Jaguar Land Rover Turns to Second-Hand Parts Amid Repairs Backlog

Car Quest reports that Jaguar Land Rover (JLR) has turned to second-hand parts to address its repairs backlog, as the company faces difficulties in sourcing new replacement components for thousands of its customers’ vehicles.

As initially disclosed by Car Quest, a trade publication, approximately 10,000 customer cars across the UK are awaiting replacement parts, with around 5,000 of them currently off the road at JLR dealerships.

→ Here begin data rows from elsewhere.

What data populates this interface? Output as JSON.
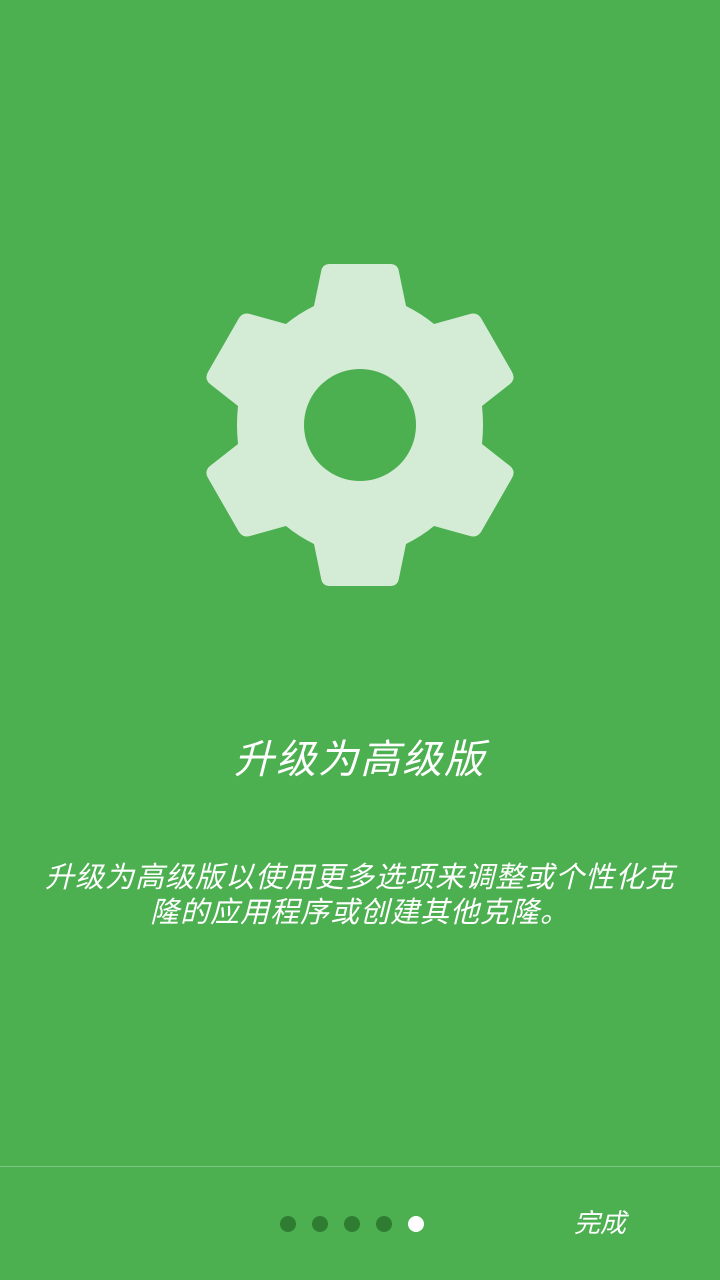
{
  "screen": {
    "background_color": "#4caf50",
    "icon": "gear-icon",
    "icon_color": "#d4ecd6",
    "title": "升级为高级版",
    "description": "升级为高级版以使用更多选项来调整或个性化克隆的应用程序或创建其他克隆。"
  },
  "pager": {
    "total_pages": 5,
    "current_page": 5,
    "inactive_color": "#2e7d32",
    "active_color": "#ffffff"
  },
  "footer": {
    "done_label": "完成"
  }
}
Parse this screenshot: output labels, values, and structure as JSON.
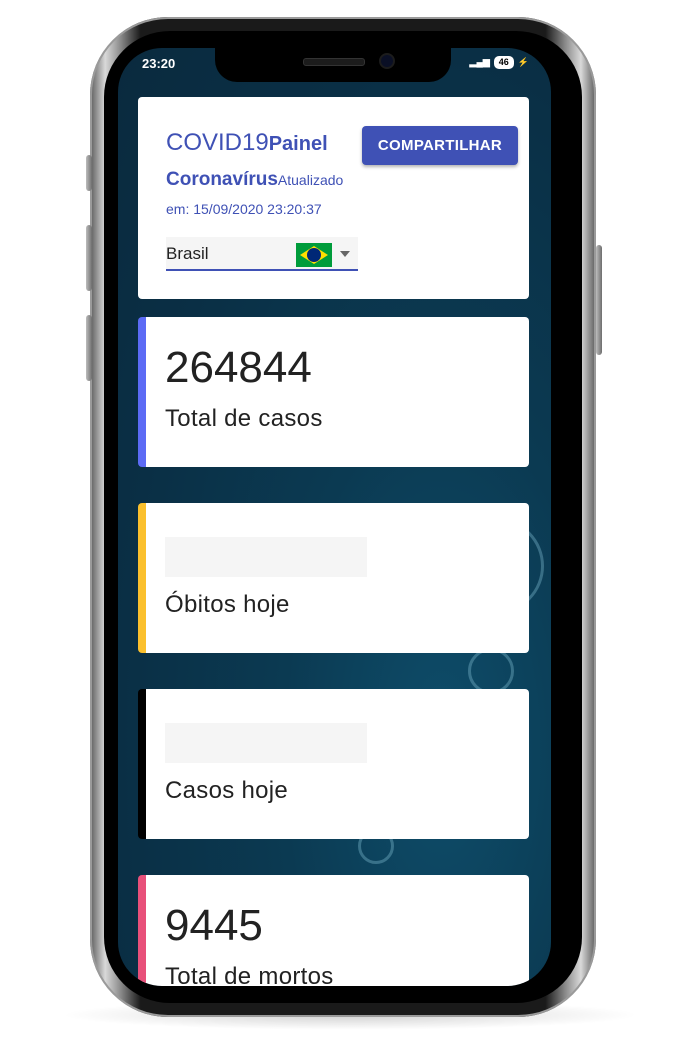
{
  "status_bar": {
    "time": "23:20",
    "battery": "46"
  },
  "header": {
    "title_main": "COVID19",
    "title_small": "Painel",
    "subtitle": "Coronavírus",
    "updated_label": "Atualizado",
    "updated_date": "em: 15/09/2020 23:20:37",
    "share_label": "COMPARTILHAR",
    "country": "Brasil"
  },
  "stats": [
    {
      "value": "264844",
      "label": "Total de casos",
      "color": "#5c6bf5"
    },
    {
      "value": "",
      "label": "Óbitos hoje",
      "color": "#fbc02d"
    },
    {
      "value": "",
      "label": "Casos hoje",
      "color": "#000000"
    },
    {
      "value": "9445",
      "label": "Total de mortos",
      "color": "#e8507a"
    }
  ],
  "icons": [
    "brazil-flag-icon",
    "dropdown-arrow-icon",
    "signal-icon",
    "charging-icon"
  ]
}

This crisis, which began at JLR’s newest parts facility, Mercia Park, was brought to light by Andrew Woolliscroft, UK client director at JLR, during a dealer summit in October.

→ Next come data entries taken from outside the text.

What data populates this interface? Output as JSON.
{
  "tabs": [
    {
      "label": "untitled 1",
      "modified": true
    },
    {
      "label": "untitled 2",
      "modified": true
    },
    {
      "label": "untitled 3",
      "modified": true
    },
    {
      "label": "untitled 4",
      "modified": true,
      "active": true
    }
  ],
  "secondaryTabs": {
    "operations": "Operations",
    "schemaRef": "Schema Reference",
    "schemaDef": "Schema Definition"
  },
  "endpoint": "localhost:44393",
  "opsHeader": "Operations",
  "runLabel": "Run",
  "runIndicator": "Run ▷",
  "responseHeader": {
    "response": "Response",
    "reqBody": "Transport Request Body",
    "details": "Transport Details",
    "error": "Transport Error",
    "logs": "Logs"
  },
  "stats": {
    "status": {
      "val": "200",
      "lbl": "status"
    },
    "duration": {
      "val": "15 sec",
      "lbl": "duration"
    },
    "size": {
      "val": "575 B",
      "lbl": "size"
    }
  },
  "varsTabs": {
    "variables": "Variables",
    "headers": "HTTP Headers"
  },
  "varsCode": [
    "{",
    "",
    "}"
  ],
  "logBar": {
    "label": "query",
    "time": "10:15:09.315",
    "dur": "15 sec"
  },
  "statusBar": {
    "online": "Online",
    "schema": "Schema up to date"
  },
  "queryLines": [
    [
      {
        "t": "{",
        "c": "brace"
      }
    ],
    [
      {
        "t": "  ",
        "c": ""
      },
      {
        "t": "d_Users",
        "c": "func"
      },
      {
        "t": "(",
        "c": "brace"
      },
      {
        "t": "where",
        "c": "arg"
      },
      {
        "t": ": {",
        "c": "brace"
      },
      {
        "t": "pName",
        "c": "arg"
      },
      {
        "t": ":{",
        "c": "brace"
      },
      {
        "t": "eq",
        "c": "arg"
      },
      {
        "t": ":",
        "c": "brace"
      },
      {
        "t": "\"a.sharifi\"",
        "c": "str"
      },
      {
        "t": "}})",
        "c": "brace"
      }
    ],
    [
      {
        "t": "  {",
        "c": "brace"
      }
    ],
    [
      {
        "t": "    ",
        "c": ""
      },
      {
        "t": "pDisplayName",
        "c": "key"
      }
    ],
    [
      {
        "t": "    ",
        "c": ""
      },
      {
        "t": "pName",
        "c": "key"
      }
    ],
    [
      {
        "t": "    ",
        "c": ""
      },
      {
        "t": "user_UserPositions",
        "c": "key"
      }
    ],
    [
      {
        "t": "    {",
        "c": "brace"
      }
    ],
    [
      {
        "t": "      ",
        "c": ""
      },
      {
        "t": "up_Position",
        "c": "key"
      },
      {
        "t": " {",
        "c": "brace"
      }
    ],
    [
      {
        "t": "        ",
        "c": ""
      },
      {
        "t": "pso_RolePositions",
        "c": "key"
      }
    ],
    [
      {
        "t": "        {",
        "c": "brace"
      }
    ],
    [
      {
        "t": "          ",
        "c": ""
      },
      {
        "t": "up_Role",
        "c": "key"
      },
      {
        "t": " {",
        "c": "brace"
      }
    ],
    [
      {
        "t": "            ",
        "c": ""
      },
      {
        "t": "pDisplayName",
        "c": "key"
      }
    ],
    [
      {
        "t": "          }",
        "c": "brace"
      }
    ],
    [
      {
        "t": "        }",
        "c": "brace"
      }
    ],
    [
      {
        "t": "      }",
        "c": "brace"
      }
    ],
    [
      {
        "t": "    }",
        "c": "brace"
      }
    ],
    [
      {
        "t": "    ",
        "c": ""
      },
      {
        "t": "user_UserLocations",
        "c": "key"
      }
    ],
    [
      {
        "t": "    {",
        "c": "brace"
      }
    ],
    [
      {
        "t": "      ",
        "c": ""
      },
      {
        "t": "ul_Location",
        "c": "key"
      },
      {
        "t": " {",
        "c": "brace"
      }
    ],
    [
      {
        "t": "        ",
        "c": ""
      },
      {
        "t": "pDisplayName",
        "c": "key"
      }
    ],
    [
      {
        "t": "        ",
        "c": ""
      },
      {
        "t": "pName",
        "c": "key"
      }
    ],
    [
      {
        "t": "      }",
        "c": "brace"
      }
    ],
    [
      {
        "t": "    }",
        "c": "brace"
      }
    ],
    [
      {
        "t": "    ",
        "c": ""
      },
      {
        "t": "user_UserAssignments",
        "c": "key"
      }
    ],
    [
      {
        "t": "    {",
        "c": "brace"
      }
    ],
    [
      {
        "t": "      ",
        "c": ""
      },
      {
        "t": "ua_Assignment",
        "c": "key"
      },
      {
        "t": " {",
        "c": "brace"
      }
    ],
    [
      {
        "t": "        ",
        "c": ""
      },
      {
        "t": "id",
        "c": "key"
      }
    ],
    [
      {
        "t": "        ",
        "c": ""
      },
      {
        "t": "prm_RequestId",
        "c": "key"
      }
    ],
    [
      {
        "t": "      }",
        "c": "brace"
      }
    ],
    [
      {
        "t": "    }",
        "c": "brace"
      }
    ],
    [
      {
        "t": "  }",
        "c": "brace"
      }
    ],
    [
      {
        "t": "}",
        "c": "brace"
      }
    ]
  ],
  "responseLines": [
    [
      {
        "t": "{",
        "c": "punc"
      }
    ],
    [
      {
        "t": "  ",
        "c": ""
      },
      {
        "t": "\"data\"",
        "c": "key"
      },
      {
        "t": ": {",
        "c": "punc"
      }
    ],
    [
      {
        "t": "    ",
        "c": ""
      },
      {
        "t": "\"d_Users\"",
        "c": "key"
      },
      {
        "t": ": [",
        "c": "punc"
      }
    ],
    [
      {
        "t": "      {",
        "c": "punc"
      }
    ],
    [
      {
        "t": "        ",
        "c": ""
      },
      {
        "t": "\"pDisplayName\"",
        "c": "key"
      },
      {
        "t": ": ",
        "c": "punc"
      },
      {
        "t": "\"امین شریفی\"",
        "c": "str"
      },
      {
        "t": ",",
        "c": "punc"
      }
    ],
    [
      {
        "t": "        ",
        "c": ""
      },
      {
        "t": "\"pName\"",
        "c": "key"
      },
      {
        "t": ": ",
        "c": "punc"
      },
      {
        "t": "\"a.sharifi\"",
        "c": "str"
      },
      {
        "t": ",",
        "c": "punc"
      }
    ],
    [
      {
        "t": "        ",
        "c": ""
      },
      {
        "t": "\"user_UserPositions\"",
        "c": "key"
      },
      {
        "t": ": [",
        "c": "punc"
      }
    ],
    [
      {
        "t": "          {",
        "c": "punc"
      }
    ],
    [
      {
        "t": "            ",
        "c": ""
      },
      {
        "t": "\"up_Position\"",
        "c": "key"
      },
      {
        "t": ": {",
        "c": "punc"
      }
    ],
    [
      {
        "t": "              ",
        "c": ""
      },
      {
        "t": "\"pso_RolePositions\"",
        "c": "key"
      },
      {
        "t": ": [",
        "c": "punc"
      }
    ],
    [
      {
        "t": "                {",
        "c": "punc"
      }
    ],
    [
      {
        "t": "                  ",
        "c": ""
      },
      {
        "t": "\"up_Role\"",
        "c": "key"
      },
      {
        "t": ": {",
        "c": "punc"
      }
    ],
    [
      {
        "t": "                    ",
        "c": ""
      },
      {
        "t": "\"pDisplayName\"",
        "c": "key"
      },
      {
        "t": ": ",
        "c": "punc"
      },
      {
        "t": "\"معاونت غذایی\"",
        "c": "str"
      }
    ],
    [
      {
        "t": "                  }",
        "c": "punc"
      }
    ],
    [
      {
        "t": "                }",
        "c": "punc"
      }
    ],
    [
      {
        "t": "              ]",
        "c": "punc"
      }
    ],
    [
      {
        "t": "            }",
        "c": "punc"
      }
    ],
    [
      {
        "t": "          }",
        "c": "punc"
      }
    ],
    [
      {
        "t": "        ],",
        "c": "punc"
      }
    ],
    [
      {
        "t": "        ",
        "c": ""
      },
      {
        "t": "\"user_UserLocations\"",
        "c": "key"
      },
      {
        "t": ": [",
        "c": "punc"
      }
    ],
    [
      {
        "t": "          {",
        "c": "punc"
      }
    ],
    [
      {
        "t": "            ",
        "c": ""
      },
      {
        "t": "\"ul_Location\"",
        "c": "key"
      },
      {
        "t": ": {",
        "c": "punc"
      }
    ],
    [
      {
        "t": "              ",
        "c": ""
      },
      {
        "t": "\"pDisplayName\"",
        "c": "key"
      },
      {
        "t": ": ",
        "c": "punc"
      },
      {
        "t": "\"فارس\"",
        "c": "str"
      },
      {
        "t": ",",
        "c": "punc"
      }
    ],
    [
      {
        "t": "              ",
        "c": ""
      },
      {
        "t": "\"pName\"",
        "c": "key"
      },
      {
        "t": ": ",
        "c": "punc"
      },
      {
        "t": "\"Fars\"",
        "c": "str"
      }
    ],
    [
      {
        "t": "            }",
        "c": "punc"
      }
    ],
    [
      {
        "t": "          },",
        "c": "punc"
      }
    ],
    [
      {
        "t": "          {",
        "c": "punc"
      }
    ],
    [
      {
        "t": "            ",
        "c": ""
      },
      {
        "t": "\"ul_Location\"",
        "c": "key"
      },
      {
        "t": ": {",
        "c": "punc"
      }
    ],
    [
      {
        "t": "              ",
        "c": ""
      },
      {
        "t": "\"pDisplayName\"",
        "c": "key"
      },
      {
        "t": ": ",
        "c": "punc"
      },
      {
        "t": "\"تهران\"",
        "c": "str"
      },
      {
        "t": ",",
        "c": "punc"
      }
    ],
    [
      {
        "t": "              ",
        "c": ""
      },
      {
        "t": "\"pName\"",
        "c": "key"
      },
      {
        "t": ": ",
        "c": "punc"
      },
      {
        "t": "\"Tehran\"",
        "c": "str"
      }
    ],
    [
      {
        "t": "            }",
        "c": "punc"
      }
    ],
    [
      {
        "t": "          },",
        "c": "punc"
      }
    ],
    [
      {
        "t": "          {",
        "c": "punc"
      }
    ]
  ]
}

Woolliscroft acknowledged, “Mercia is a bottleneck, and we have a backlog of orders,” and further expressed that the shortage of parts had “nearly halted workshops from functioning.” He also predicted that this crisis would persist until the end of November.

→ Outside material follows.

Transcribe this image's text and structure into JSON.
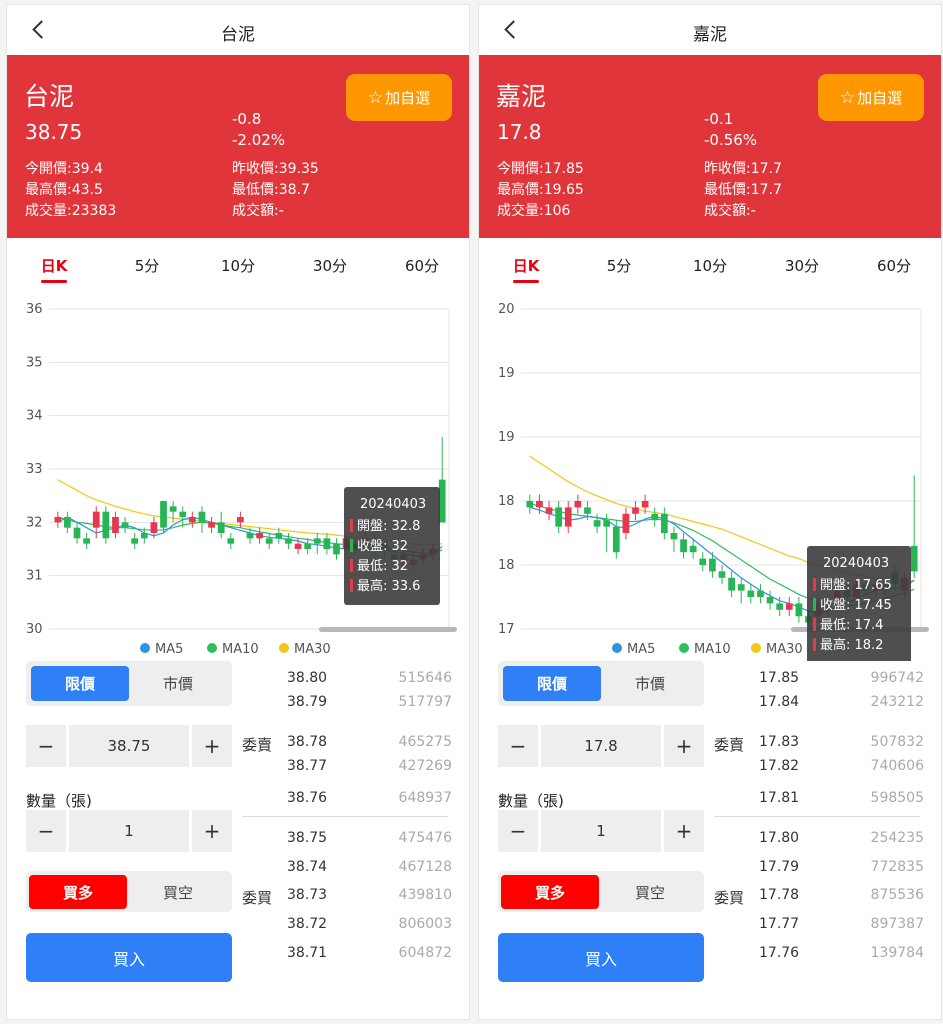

One JLR customer, Bob Archell, had his Range Rover Sport P400e diagnosed with a faulty wiring harness in April. Despite persistent efforts to obtain a new replacement, the part didn’t arrive until September, by which time Archell had already rejected the car. His case is still unresolved.

In the midst of this parts shortage, an employee at a JLR dealership has claimed that the manufacturer instructed dealers to use second-hand parts to expedite repairs and mitigate the waiting list for new components. While some retailers were hesitant to adopt this approach, a senior JLR manager even suggested the use of second-hand parts if necessary, although this proposal faced skepticism within the retailer community.

Jaguar Land Rover Turns to Second-Hand Parts

Car Quest reached out to the employee for verification, but received no response. However, these claims align with an owner’s experience with her four-year-old diesel-powered Range Rover Evoque. Laura Brannock, a resident of Castle Douglas, reported that her vehicle broke down in April. After it was inspected in June, the dealer informed her that the required new replacement parts wouldn’t be available until early December.

In August, Brannock sought the assistance of Reject My Car (RMC), a consumer advocacy service, which swiftly facilitated the availability and installation of the required parts. Following the repair, Brannock had her vehicle inspected by RMC, and their engineer reported that the car had been fitted with a refurbished engine and turbochargers, had very little oil, and displayed 23 fault codes.

Ian Ferguson, the founder and managing director of RMC, highlighted that JLR has become the most complained-about brand, primarily due to its failure to address customer issues caused by the lack of parts.

JLR’s spokesperson clarified that only genuine Land Rover parts were used for Brannock’s Evoque repair, mentioning that her vehicle was out of warranty and that she was provided with alternative transportation at no cost to her.

Regarding the use of second-hand parts, JLR emphasized, “It is JLR’s top priority to resolve the temporary parts delays some of our retailers are experiencing and minimize the impact on our clients. The use of locally sourced parts by our retailers for replacement and repair is a long-established practice in exceptional circumstances, provided those parts are fit for purpose and meet JLR specifications. This is clearly stated as part of any warranty agreement.”